После четырех бутылок шампанского прекращалась музыка, появлялись новые четыре бутылки, разверзались безмолвные уста, и, в предвидении "психологического" момента, к дверям кабинета все чаще и чаще подходила Елизавета Робертовна.
Архитектор ораторствовал больше всех.
-- Господа!-- восклицал он, делая кругообразное движение рукой с бокалом вина. -- Выпьем за что-нибудь идеальное, возвышенное! Ведь правда, что мы все очень хорошие люди, и сейчас у нас на душе нет ничего дурного, злобного, такого, что могло бы нас разъединять. Милые барышни и вы, дорогие друзья мои! Уверяю вас -- позвольте мне быть с вами откровенным, -- что вот здесь, в этой комнате, я переживаю лучшие часы моей жизни. Доктор! Вы -- серьезный принципиальный человек. Ну, скажите чистосердечно, чувствуете ли вы какую- нибудь неловкость, ну, там, этакое маленькое угрызение совести, что ли, и тому подобное. Только чистосердечно...
-- Собственно говоря, -- отвечал Дубяго, -- конечно, с одной стороны...
-- Чепуха! -- перебивал его беллетрист. -- Никакого "собственно говоря"! Все хорошо, прекрасно, великолепно, и к черту умствования. Надоело! Оглянитесь кругом, видите ли вы что-нибудь уродливое, безобразное, какое-нибудь нарушение перспективы?.. Веселые, здоровые люди, хорошенькие мордочки... Фрейлейн Роза, позвольте вас поцеловать, между прочим... И довольно. Точка. Продолжение в следующем нумере.

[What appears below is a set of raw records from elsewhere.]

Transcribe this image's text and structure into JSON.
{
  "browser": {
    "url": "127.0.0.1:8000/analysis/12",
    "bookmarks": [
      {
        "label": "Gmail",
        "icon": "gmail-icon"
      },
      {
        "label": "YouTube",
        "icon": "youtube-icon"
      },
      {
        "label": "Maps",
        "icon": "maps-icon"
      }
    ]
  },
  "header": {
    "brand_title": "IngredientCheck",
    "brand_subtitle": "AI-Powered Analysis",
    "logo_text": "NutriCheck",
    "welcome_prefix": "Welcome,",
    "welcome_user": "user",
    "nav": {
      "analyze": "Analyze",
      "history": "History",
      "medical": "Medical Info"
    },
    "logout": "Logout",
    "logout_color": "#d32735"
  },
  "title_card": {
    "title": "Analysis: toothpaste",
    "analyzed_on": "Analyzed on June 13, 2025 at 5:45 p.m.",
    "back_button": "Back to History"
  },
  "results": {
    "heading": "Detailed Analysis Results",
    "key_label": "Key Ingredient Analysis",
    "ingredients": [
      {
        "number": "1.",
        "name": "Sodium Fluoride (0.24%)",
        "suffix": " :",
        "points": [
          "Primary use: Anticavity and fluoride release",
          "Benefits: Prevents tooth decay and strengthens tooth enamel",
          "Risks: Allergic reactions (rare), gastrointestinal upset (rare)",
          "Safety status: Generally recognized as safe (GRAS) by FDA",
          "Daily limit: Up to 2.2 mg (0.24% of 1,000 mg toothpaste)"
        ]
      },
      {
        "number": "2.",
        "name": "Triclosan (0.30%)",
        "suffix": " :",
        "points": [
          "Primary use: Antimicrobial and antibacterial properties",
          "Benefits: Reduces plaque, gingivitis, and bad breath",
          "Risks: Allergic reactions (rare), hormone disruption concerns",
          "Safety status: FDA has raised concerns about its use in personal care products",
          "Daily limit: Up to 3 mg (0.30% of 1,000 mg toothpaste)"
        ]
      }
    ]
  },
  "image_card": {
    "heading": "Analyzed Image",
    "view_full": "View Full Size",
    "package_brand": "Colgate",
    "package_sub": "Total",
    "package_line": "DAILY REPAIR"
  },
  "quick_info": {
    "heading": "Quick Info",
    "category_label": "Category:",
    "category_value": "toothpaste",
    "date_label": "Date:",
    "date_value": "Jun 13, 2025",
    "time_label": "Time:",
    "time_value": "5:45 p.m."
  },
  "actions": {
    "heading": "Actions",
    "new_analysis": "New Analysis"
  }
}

-- Глубокоуважаемый, -- мямлил совершенно осоловевший Власов, -- я не только это хочу сказать, я хочу подчеркнуть, понимаете ли, совершенно особую ценность наших встреч. Я знаю, что в основе мы неправы, и, конечно, разные там социальные соображения, и этот дом, и они, эти барышни... Вообще, того, нужно бороться и так далее... О чем, бишь...

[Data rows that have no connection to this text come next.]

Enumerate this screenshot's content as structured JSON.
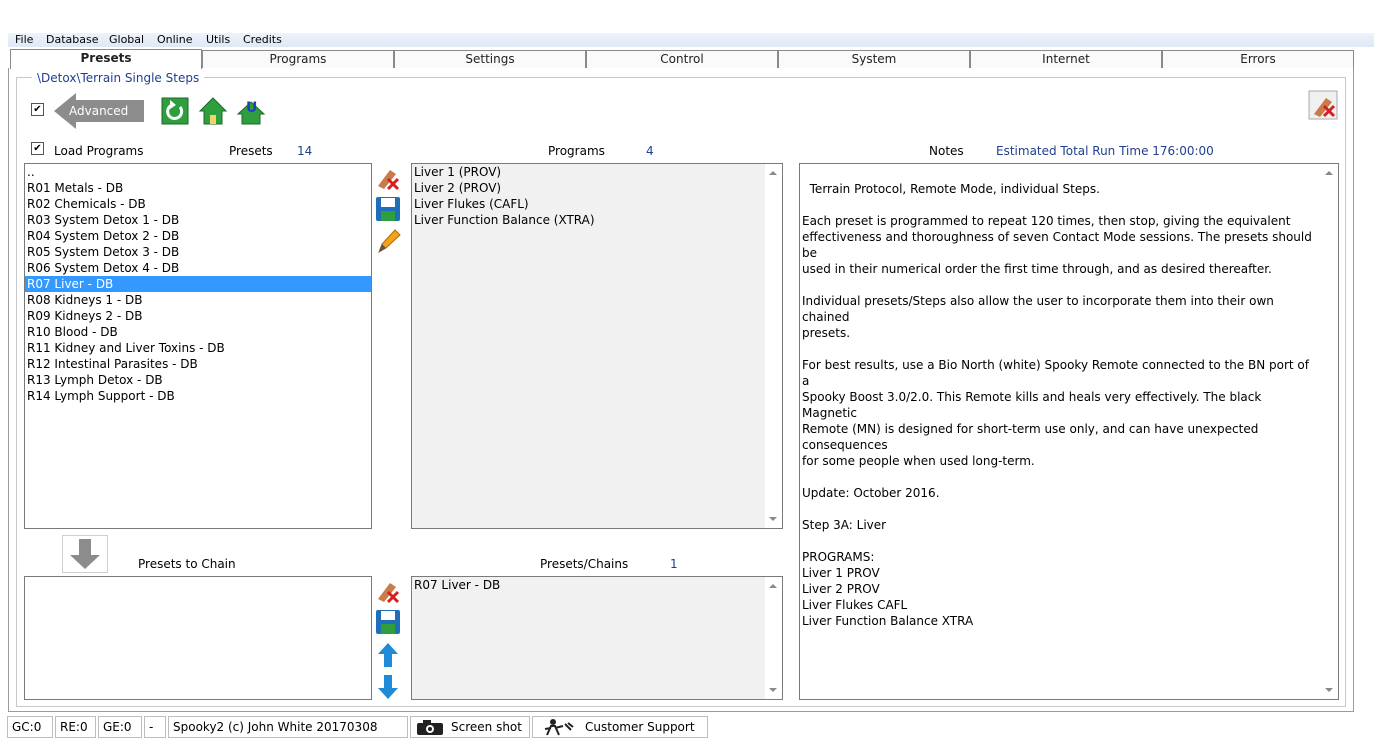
{
  "menu": [
    "File",
    "Database",
    "Global",
    "Online",
    "Utils",
    "Credits"
  ],
  "tabs": [
    "Presets",
    "Programs",
    "Settings",
    "Control",
    "System",
    "Internet",
    "Errors"
  ],
  "active_tab": "Presets",
  "breadcrumb": "\\Detox\\Terrain Single Steps",
  "advanced_label": "Advanced",
  "advanced_checked": "✔",
  "load_programs": {
    "checked": "✔",
    "label": "Load Programs"
  },
  "presets": {
    "label": "Presets",
    "count": "14",
    "items": [
      "..",
      "R01 Metals - DB",
      "R02 Chemicals - DB",
      "R03 System Detox 1 - DB",
      "R04 System Detox 2 - DB",
      "R05 System Detox 3 - DB",
      "R06 System Detox 4 - DB",
      "R07 Liver - DB",
      "R08 Kidneys 1 - DB",
      "R09 Kidneys 2 - DB",
      "R10 Blood - DB",
      "R11 Kidney and Liver Toxins - DB",
      "R12 Intestinal Parasites - DB",
      "R13 Lymph Detox - DB",
      "R14 Lymph Support - DB"
    ],
    "selected": "R07 Liver - DB"
  },
  "programs": {
    "label": "Programs",
    "count": "4",
    "items": [
      "Liver 1 (PROV)",
      "Liver 2 (PROV)",
      "Liver Flukes (CAFL)",
      "Liver Function Balance (XTRA)"
    ]
  },
  "notes": {
    "label": "Notes",
    "run_time": "Estimated Total Run Time 176:00:00",
    "text": "Terrain Protocol, Remote Mode, individual Steps.\n\nEach preset is programmed to repeat 120 times, then stop, giving the equivalent\neffectiveness and thoroughness of seven Contact Mode sessions. The presets should be\nused in their numerical order the first time through, and as desired thereafter.\n\nIndividual presets/Steps also allow the user to incorporate them into their own chained\npresets.\n\nFor best results, use a Bio North (white) Spooky Remote connected to the BN port of a\nSpooky Boost 3.0/2.0. This Remote kills and heals very effectively. The black Magnetic\nRemote (MN) is designed for short-term use only, and can have unexpected consequences\nfor some people when used long-term.\n\nUpdate: October 2016.\n\nStep 3A: Liver\n\nPROGRAMS:\nLiver 1 PROV\nLiver 2 PROV\nLiver Flukes CAFL\nLiver Function Balance XTRA"
  },
  "presets_to_chain": {
    "label": "Presets to Chain",
    "items": []
  },
  "presets_chains": {
    "label": "Presets/Chains",
    "count": "1",
    "items": [
      "R07 Liver - DB"
    ]
  },
  "status": {
    "gc": "GC:0",
    "re": "RE:0",
    "ge": "GE:0",
    "dash": "-",
    "copyright": "Spooky2 (c) John White 20170308",
    "screenshot": "Screen shot",
    "support": "Customer Support"
  },
  "colors": {
    "selection": "#3399ff",
    "label_blue": "#1f3f8f",
    "arrow_gray": "#8c8c8c",
    "icon_green": "#2e9e3e"
  }
}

-- Брось, архитектор, зарапортовался, довольно, -- кричал Владимиров, -- оглянись лучше, как на тебя смотрит Зина.
Приглашали четвертую барышню. Тимофей наскоро откупоривал новые бутылки, подавал жареный миндаль, конфеты и фрукты и, уходя, плотнее затворял дверь. По кабинету волнами передвигался сигарный дым, и в волнах этих качались, таяли, становились призрачными опьяненные мужские и женские лица. Фрейлейн Роза, со светло-голубыми невинными глазами, густой шапкой пепельных волос и движениями балованного, но флегматичного ребенка, уже не приближалась к пианино, и все сидели общей и тесной группой на двух широких, соединенных под углом диванах. Было душно и глухо, и звук пропадал в тяжелых складках портьер, скрывавших двери и окна. И лица женщин смеялись все меньше, становились томными, упорствующими, подающими несбыточные надежды. Полуобнаженные горячие руки отстраняли объятия, а широко раскрытые холодные и чистые глаза сияли мольбой и угрозой вместе.